With a looming byelection in the Toronto area riding of Durham, local Conservatives rallied to “send a message” to the Trudeau government to scrap the federal carbon tax. 

Around 100 people showed up to a Conservative party’s “Axe-the-Tax” rally at Durham College in Oshawa last Saturday, hosted by Conservative candidate and former broadcaster Jamil Jivani.

Scrapping the carbon tax has been a flagship promise by Conservative leader Pierre Poilievre, who’s been holding “axe the tax” rallies across Canada.

“(Axe the tax) means asking for Justin Trudeau to extend the same courtesy to the rest of Canada as he did for Atlantic Canadians,” Jivani said, “to put a pause on the carbon tax, which is driving up the cost of living for Canadians.”

He said there are people of all types struggling with affordability.

“It’s one of the ways that the federal government is increasing the cost of living for everybody,” he said.

“I think it’s questionable that the carbon tax is helping with climate change in the first place.If the carbon tax is so essential to fighting climate change, why was it paused in Atlantic Canada?“

Jivani was referring to the Liberal government’s pause on the home heating oil carbon tax, which triggered a call from premiers in other parts of the country to extend the pause nationally – which the Liberals have refused to do.


Jivani said the Conservative approach to climate change would emphasize “technology, not taxes.”

He said developing nuclear facilities and new technologies like small modular reactors will make it easier to develop clean energy that he thinks will reduce Canada’s carbon output.

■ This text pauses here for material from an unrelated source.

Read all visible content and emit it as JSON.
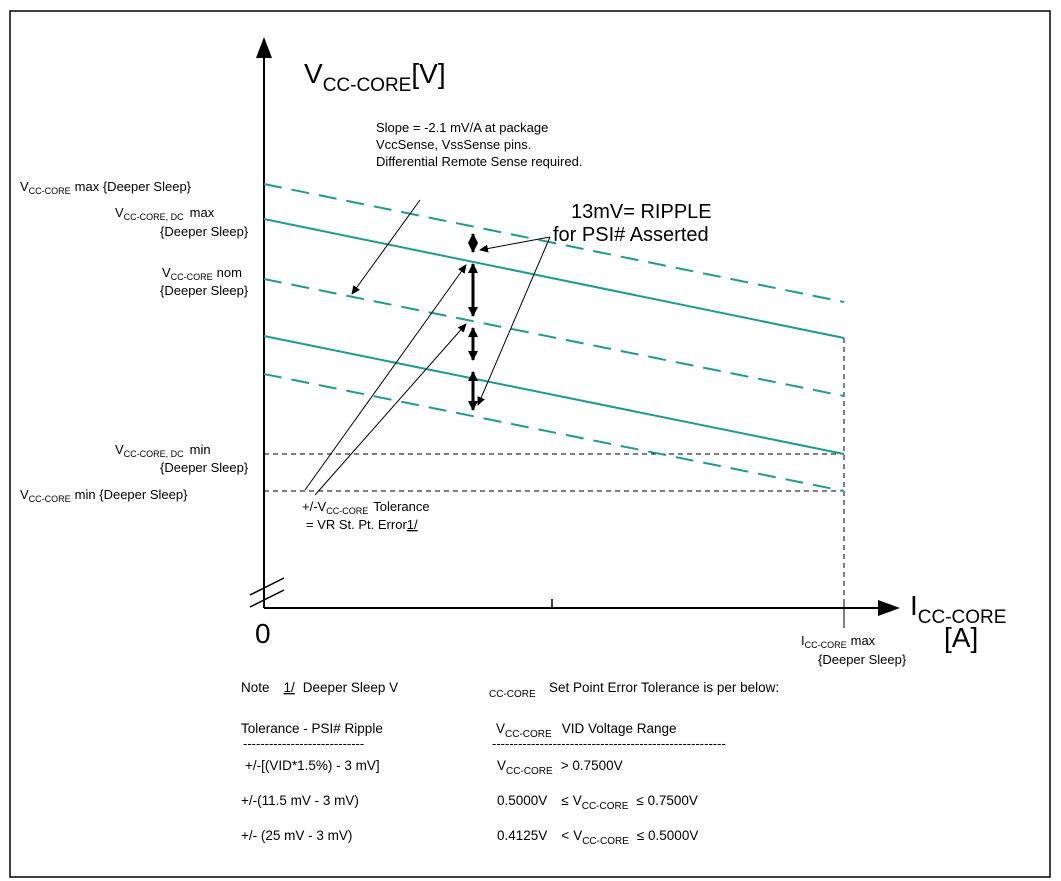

“It’s a way to not pit the environment against economic growth,” he said. “We believe that through technology, we can do both things…grow the economy, and we can help be good stewards of the environment.”

Jivani also made a pitch to attract younger voters to the Conservative cause.

“We came to Durham College for a reason,” he said. “We wanted to show young people and students that we are also here to make a difference for them.”

As a millennial, Jivani said he wanted to reach out to young people to say, “What can we do to make sure that you’re growing up in a country where you feel like you’ve got a future and that the best days of Canada are ahead, not behind us?”

The Conservative MP for the neighbouring Oshawa riding, Colin Carrie, was at Jivani’s rally to show support.

“It’s just common sense that (the carbon tax) is going to drive up the cost of everything,” he said, noting  the carbon tax puts an artificial price on farmers, truckers, warehouses and grocery stores, all the way up to the consumer driving their vehicles to get food.


“It’s a unique Canada thing going on here that’s making us less competitive.”

According to The World Bank 39 countries currently put a price on carbon. Globally, revenue from carbon pricing in 2021 rose by almost 60 per cent from 2020 to $84 billion.

Carrie said greenhouse gas emissions and pollution is a global problem.

“Right now in the world, China, India, and other countries are building coal-fired [power] plants that are polluting,” he said, “if we could provide clean Canadian natural gas and get people off coal, that will make a significant difference.”

At the end of the rally, three pro-Palestine protesters showed up to send a message of their own.

Colin, a student at Durham College who wanted his last name to remain anonymous, said that they showed up to raise awareness that the MP of Oshawa was “one of the people who is refusing to call for a cease-fire and therefore refusing to support Palestinians human rights.”

He said, “The only way the lack of a cease-fire would prevent that type of attack (another Hamas terrorist attack) is if the entire population of Gaza was wiped out.”